The Ben Shaprios of the world deserve your anger, of course they do. But the system they represent deserves it infinitely more. These men speak for a system where your productivity has been captured by the rich, preventing you from enjoying the fruits of your labor. Technological innovation has allowed the amount, both in products and in value, that each of us produces to skyrocket. But capitalism, particularly in the neoliberal age, has taken the wealth we produce from us.
That chart is from the World Economic Forum. It’s not controversial data. The money we all produce, so much of which is already taken from us by bosses, has been decoupled even further from what we receive since the Reagan era. In other words, we could have the wealth we need to retire at a young age, if we simply got the fruits of our labor. But the capitalist class isn’t satisfied with taking a larger and larger chunk of what we make, they want more. Always more. So now, they want us to work until our dying breath.
It’s not a question of whether or not we should accept this madness, this limitless greed. Of course we shouldn’t. It’s a question of how we should resist, and how we best bring more and more people into the movement that rejects capitalist exploitation. I’m not saying work can never be rewarding here, of course it can be. When we get to do work we care about, on projects that are meaningful to us, and when we get to control our conditions work can be valuable and fulfilling. Yet that’s not what’s happening right now. At this juncture in history most people are simply working to survive, doing jobs they don’t like, all to make others richer. We’re already producing everything we could need and want. But the products of our labor are seized, taken from us, and we’re getting less and less of it back in our paychecks.

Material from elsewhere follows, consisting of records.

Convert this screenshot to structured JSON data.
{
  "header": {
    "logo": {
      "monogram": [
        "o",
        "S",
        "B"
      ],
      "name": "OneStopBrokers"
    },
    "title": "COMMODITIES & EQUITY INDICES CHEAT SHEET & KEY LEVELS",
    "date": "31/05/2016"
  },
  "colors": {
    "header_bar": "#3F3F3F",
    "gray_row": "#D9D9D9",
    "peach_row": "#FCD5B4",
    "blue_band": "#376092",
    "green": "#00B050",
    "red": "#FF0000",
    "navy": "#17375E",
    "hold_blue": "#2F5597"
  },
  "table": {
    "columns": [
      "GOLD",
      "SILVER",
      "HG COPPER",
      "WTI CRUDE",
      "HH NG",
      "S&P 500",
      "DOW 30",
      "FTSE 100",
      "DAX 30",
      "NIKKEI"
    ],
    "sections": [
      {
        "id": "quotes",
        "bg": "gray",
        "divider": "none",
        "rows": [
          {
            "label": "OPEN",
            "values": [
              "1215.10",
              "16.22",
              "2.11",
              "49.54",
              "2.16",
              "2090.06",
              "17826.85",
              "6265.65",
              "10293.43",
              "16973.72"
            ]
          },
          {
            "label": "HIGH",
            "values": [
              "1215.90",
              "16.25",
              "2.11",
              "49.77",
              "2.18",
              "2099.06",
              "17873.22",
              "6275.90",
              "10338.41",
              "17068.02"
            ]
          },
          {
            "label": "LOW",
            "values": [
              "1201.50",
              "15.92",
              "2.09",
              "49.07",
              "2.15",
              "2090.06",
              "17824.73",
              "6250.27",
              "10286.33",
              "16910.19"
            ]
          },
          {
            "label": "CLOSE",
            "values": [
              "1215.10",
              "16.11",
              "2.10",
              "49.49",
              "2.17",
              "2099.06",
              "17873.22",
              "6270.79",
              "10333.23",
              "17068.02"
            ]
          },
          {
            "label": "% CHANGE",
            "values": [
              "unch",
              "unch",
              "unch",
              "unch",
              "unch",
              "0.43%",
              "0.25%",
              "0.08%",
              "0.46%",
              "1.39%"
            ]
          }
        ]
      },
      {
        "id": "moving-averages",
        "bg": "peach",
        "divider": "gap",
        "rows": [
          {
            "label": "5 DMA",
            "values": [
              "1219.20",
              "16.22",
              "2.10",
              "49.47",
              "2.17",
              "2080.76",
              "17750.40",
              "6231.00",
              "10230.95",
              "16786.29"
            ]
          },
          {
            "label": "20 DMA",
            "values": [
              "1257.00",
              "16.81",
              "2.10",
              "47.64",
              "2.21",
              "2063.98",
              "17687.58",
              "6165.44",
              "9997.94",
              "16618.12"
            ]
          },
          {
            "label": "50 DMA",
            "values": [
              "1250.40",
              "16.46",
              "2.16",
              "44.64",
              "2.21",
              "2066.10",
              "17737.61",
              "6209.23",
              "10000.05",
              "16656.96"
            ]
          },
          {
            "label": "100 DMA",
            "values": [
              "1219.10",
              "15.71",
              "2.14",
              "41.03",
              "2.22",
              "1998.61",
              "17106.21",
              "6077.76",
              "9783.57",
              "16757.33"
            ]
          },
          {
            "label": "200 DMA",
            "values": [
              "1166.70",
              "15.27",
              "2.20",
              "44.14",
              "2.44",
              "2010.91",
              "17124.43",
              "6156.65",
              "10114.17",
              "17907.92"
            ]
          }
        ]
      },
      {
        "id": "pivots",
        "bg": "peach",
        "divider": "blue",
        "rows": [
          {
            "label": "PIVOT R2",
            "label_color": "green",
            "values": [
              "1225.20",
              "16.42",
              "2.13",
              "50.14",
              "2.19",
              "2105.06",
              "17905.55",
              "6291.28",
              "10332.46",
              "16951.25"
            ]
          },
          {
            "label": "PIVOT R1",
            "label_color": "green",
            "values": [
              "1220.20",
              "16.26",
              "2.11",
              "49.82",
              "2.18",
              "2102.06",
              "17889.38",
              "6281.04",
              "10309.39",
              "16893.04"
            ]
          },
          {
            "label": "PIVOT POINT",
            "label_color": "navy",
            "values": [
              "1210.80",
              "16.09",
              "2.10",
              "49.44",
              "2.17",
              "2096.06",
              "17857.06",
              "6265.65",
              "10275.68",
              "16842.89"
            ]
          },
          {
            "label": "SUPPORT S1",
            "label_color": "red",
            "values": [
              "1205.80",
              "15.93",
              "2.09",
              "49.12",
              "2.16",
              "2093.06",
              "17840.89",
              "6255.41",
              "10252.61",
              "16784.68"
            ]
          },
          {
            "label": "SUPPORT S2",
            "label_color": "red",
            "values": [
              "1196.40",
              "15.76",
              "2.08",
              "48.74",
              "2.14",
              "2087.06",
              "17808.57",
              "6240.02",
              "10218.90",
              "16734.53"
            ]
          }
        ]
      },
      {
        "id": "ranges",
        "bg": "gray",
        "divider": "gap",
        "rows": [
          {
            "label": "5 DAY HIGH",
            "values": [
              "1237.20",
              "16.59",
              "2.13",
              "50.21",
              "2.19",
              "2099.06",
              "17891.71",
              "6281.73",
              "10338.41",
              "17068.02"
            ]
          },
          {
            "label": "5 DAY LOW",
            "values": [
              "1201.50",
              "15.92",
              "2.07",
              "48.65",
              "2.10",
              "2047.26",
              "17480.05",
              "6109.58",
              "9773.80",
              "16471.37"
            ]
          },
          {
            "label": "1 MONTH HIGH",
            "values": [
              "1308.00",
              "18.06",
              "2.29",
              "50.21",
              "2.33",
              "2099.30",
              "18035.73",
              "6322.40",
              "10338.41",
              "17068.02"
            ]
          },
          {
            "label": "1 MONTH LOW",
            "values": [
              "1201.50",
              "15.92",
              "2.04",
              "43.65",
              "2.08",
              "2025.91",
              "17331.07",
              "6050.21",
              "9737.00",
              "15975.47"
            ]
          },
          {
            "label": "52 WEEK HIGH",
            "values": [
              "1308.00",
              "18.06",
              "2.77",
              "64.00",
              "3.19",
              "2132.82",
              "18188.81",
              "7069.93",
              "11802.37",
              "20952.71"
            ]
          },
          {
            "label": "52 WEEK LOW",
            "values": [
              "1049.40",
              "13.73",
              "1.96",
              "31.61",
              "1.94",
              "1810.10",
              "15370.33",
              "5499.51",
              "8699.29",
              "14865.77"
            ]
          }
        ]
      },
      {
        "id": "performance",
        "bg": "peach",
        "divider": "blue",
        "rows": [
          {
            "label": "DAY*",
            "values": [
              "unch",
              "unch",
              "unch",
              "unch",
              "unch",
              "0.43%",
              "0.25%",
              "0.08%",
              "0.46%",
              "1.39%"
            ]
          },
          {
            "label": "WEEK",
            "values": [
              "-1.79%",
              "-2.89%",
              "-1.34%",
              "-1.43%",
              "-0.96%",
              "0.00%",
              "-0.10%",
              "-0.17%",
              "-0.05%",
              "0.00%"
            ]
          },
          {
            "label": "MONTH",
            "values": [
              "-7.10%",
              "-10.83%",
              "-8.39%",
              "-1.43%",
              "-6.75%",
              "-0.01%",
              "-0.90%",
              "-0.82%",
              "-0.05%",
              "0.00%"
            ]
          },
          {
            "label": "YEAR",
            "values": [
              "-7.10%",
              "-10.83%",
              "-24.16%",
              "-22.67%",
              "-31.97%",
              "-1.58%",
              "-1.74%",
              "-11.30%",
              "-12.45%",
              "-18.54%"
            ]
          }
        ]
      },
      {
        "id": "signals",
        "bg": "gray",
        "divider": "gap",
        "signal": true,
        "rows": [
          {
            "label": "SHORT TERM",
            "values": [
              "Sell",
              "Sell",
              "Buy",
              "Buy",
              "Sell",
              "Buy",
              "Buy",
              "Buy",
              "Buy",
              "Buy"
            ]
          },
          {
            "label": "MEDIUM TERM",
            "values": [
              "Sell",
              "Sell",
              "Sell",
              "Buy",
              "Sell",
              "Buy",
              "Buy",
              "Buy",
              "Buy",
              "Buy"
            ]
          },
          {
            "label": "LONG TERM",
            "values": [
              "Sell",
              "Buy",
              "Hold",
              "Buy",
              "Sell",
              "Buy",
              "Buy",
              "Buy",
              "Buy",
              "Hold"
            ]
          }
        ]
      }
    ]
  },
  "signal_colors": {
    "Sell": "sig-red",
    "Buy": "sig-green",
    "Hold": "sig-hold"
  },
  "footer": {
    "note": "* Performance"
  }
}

And that should make you angry. Being told you shouldn’t retire should make you angry, and I’m sure it does. Now it’s time to channel that anger. It’s time to take it and use it as fuel to build a world where we all have everything we need, and then some. It’s time to use it as fuel to build a world where what we make, what we produce, what we create is ours, not the boss’s. We can take a step towards this new society by uniformly rejecting the arguments of those who look down on us, who simply want to oppress and profit off us while they hoard more than they could ever need. Shutting down the arguments of these clowns is a first step out into the light, where we’re then a little freer to be constructive and build a better world. Every day more and more people are stepping out into this light. I hope you’ll join us on the path to a society where we have what we need, where you and your labor are respected, and where we’re all able to enjoy life, grow, and find real meaning. A better world is possible.
Keeping people working longer will mean fewer jobs for the younger generations making it easier for capitalists to suppress wages, benefits , and other terms of employment. With regard to Shapiro, I wonder if he's ever had a job where he had to work for someone other than spewing right wing propaganda.
Well if they do that they’re going to have to figure out how to supply the country with enough Adderall and oxycodone they can’t even meet the demand now but if they think people are going to start working full-time at the age of 14 and work until 70 they’re going to have to figure out how to make and prescribe more pain meds than they do these days. Human bodies don’t last that long especially doing manual labor.